Zac Ivey’s Incident 4 fits squarely in the recent analog horror film trend: a cinematic successor to the alternate reality games (ARGs) and creepypastas of the early twenty-first century. Taking clear inspiration from Marble Hornets, The Blair Witch Project,  and especially Kane Pixel’s Backrooms, Incident 4 follows an unnamed man as he’s chased by an unseen being throughout a constantly shifting reality. The framing device of an old VHS tape and the handheld cinematography is a hallmark of analog horror; the now largely defunct technology holds both a nostalgic and eerie feeling.
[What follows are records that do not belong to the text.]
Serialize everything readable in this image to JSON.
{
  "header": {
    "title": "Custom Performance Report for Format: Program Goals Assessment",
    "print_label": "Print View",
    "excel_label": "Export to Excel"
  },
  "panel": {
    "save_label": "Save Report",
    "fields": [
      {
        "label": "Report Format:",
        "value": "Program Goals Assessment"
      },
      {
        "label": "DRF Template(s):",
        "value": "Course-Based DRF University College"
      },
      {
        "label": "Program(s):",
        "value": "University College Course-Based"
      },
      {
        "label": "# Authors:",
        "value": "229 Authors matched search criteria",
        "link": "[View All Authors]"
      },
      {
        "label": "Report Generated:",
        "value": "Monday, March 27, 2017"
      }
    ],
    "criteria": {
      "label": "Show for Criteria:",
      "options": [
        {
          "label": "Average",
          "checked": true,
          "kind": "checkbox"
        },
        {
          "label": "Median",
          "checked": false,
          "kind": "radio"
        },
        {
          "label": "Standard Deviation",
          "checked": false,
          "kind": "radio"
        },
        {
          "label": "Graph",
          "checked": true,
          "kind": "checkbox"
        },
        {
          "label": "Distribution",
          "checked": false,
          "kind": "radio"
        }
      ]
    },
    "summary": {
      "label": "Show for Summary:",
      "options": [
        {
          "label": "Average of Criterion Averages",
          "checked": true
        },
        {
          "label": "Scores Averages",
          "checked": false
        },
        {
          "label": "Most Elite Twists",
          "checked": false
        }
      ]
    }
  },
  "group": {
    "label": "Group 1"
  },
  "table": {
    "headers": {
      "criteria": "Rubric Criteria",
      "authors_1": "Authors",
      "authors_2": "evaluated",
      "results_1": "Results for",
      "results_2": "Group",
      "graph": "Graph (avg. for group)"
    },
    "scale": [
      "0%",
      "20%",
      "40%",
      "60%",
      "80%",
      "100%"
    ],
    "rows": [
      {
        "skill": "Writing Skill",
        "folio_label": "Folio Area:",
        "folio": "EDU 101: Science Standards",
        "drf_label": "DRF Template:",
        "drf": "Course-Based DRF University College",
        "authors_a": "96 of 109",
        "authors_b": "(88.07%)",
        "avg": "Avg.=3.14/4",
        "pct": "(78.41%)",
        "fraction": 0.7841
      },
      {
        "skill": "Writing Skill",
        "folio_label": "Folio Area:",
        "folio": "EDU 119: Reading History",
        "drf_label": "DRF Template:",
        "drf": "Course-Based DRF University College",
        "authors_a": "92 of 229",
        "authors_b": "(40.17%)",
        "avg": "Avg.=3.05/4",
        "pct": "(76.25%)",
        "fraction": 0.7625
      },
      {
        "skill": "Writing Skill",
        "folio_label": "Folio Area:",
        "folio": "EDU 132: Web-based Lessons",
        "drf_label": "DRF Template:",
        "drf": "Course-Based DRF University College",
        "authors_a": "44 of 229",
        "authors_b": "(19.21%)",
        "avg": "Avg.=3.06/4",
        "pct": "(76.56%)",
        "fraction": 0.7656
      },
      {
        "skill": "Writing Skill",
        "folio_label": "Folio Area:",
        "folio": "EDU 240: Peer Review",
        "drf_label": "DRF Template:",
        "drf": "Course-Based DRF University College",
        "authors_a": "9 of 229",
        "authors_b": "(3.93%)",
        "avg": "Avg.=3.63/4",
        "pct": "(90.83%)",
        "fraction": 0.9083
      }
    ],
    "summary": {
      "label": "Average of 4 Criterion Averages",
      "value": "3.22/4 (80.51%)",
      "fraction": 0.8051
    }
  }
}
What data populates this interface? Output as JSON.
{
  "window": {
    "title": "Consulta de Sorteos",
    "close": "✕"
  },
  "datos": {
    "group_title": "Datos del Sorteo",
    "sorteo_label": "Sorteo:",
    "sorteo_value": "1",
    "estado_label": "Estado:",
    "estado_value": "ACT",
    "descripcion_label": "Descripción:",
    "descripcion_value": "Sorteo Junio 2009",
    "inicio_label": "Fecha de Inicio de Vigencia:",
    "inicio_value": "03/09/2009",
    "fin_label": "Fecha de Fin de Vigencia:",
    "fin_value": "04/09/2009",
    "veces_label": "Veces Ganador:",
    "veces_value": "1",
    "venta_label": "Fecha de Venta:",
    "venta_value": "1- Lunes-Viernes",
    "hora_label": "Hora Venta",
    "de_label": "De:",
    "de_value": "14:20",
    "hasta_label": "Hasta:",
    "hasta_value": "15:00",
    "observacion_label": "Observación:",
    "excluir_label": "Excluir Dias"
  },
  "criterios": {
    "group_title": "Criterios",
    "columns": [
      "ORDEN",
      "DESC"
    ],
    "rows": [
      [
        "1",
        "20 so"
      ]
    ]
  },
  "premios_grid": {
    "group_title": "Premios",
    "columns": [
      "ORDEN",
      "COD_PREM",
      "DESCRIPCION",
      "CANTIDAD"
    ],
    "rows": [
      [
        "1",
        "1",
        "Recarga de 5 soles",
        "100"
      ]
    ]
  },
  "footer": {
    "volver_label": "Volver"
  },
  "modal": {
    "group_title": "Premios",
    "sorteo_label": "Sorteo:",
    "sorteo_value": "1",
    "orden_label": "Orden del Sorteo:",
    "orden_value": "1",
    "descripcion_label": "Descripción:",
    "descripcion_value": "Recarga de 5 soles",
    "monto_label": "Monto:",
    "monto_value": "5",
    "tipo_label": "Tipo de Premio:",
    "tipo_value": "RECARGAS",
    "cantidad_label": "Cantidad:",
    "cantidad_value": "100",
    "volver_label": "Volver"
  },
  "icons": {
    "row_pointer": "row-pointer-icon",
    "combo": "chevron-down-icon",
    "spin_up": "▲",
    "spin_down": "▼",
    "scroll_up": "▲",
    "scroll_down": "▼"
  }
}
Coupled with the editing creating a feeling of clipping in and out of reality, the harrowing sound design and the seemingly endless, featureless hallway the man finds himself cornered in help make Incident 4 a solid atmospheric horror short.

Living Lessons in the Museum of Order tackles the idea of imprisonment for entertainment. By blending archival and recent footage of SeaWorld and Alcatraz, Malic Amalaya condemns California– and, by extension, all– entertainment empires built on the suffering of other beings. Juxtaposing tour audio from Alcatraz onto footage of the orcas at SeaWorld works to an unsettling degree; the only element more unsettling is promotional SeaWorld audio working just as well over tour groups at Alcatraz. The occasional audio distortions and VHS grain emphasize the unsettling realization that the descriptions of an aquarium tank and treatment plans for captive orca whales line up with a facility created to contain human beings that other human beings visit for fun. The desire and drive to profit off imprisonment and suffering–especially on stolen land, a point Amalaya highlights– are perverse ones. Living Lessons in the Museum of Order’s visuals and audio sample blend powerfully to convey the brutality of imprisonment as entertainment.

The Voice in Isabelle Fliess’s Office, an adaptation of Virgil Renfroe’s poem, is another solid atmospheric horror short. Director Jim Haverkamp builds on his previous works, notably When Walt Whitman Was a Little Girl, with a psychological edge. A woman comes to see Dr. Isabelle Fliess, a nod to Freud’s frequent collaborator Wilhelm Fliess, for cobwebs in her throat. The surrounding context for the visit appears in shots reminiscent of Maya Deren until the film takes a turn for the Cronenberg in its final moments. For a short, independent film, the body horror is fantastically effective and a stunning image to end on. While the film’s ideas are a little heady for its speedy runtime, The Voice in Isabelle Fliess’s Office serves its function as a bite-sized piece of body horror.

Technological innovation has made what was once considered myth or magic a reality. Voicemail centers itself around an idea of modern necromancy: voicemails from the deceased, a lasting, personal reminder of a loved one. A dozen participants submitted voicemails, which play and overlap one another over home videos. As more voicemails enter the sound design, the voices begin to converge in a cacophonous digital graveyard. This contrasts with the video footage playing over the voicemails, which evoke feelings of nostalgia and warmth. The melancholic balance works beautifully. Voicemails invites viewers to examine their relationship with mortality and appreciate the little, fleeting moments that make up human existence.

Finally, Three Stories from Southern Appalachia is a multimedia love letter to the foothills of the Appalachian Mountains. The short anthology blends Super 8 and 16mm footage of North Carolina’s Appalachian region with gorgeous animation and interviews to highlight the culture of Appalachia. The folk tale and the myth, visually depicted in overlapping grainy footage and hand-drawn animation, encapsulate this elusive sort of rural mysticism within Appalachian culture. The interview portion, a massive stylistic shift, manages not to feel out of place. Clarence and Dean Moseley, the interviewees, each narrate one of the fictional stories, but the true story of Clarence’s brother’s near-death experience doesn’t feel too far off from the tall tales. There’s a very special aura surrounding Three Stories from Southern Appalachia, created by a team that obviously knows and loves the insular, special culture inherent to the region.